Gimbal motors, crashes and wiring techniques.

I have 4 camera gimbals, and I'm building a 5th.  Most of the motors have a common problem:

"Normal" brushless motors have a few turns of wire on each core.  For current-carrying reasons, the wire has to be fairly large diameter.  This makes it relatively strong.

Gimbal motors, on the other hand have hundreds of turns on each core.  In order to get that many turns, the wire has to be very fine (it looks like 32Ga or 34Ga to me).  This wire is not strong!  Even when 3 or 4 ends are combined to attach to one of the lead wires, the arrangement is weak.  Pull on the lead wires with more than a pound or two, and you will have a lead wire in one hand, and a motor in the other. Don't ask me how I know this.

So,  use a substance like GOOP (available at Home Depot) and use a tie-wrap end to force a small amount into the motors right at the point where the wires exit the motor case. If the wires go through some heat-shrink as they leave the case, put a small tie-wrap tightly around the heat shrink to hold the wires in place.  After all, your GOOP made certain that the heat shrink tubing wouldn't be pulled out of the case, but it didn't prevent the wires from being pulled through the heat shrink.

And then there are crashes.  After a crash, I have had props, batteries, cameras, arms, etc.  winding up in places where they should not have been.
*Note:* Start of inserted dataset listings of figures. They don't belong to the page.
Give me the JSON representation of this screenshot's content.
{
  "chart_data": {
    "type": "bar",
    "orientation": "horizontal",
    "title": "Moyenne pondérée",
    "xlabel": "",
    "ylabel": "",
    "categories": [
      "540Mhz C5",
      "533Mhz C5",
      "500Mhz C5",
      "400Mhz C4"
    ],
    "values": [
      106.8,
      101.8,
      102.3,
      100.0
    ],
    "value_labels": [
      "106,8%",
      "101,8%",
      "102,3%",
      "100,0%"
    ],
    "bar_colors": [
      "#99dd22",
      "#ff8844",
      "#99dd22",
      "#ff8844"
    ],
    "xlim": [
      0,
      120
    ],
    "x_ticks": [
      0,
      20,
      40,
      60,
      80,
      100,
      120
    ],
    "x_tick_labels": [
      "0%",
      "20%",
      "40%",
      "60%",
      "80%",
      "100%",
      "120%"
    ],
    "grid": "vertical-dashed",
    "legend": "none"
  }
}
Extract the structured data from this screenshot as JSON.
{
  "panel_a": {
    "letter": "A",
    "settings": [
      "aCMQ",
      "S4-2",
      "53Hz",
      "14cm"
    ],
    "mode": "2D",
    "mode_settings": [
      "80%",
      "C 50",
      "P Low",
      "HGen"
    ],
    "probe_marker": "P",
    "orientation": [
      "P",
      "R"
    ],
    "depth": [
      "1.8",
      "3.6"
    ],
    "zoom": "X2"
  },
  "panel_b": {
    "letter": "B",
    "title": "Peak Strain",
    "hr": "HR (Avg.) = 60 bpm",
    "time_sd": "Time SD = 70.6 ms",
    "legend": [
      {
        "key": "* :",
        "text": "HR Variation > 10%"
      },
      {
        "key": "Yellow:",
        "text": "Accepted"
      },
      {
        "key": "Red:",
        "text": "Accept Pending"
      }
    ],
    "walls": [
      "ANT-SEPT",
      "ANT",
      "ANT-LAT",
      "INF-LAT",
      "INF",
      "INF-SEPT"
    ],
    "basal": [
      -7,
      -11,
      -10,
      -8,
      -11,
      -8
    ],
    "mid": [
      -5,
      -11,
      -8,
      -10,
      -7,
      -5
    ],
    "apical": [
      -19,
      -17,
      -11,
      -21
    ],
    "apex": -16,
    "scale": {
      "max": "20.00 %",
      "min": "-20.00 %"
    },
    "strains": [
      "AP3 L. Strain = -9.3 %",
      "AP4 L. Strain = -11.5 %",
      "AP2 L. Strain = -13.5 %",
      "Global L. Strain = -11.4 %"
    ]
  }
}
You should design for crashes - that is, make certain that the expensive (or hard to get) stuff is NOT the part that breaks in a mishap.  In some cases, simply pulling on a wire to re-route it can break it or the circuit board the wire is attached to.

Use tie-wraps to tie the motor leads to the frame close to the motor - assuming you trust your motor mounts.  Use another tie-wrap to tie the wires exiting the ESC to the frame near the ESC.  If something bad happens, hopefully the bullet connectors will pull apart before too much damage is done.

When planning the wiring of an aircraft, always consider what will happen if it crashes.  Simply tying everything down is not always the right approach.  It depends a lot on just what you tie the wires to.